Although it's not literally the same, WHDI similarly places greater importance on core aspects of an image and sends those data bits first, with others following. If those later image elements are delayed by network congestion and are not received in time, WHDI is still able to display the picture — and usually still without any visible degradation.
Thus, while Amimon has focused on the 5GHz frequency for transmission, the company's core solution could ultimately remain viable even if the industry moves toward a different transmission method or alternative transmission frequencies. For example, WirelessHD focuses on the unlicensed 60GHz frequency band to achieve data rate of several gigabits per second. However, where the 5GHz frequency allows wireless transmission through walls to roughly 100ft. through a building or house, 60GHz has a much shorter, in-room range.

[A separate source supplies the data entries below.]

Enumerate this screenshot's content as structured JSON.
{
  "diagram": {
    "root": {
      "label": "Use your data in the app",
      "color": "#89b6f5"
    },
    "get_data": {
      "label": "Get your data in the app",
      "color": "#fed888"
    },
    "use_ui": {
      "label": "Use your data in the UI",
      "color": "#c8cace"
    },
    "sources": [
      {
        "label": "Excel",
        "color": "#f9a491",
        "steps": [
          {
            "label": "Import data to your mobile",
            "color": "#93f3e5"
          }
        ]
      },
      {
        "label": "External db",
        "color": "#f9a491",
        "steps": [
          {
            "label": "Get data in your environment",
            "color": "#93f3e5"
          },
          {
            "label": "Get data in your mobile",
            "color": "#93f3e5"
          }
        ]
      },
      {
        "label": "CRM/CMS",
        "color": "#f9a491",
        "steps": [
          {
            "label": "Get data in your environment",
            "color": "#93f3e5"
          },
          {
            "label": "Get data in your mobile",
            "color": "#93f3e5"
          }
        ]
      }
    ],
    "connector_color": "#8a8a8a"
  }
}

Given that difference, it's possible that WirelessHD and WHDI might even coexist in the future — with Amimon's secret-sauce prioritization at the center of both. Indeed, regardless of the theoretical bandwidth of any wireless frequency range, there will always be the probability of network congestion. And for wireless HD video to successfully reach the consumer market, there has to be a foolproof way to accommodate non-ideal situations. It's even possible that Amimon's technology could ultimately be married to other competitive solutions such as UWB or 802.11n.
For the most part, each of the competing technologies focuses on a different way to send video and each promotes its own as the better way to send video. Amimon's solution, on the other hand, begins with making the video better to send. And with major display manufacturers joining the effort, wireless HD video may yet be the next big thing coming to a display near you.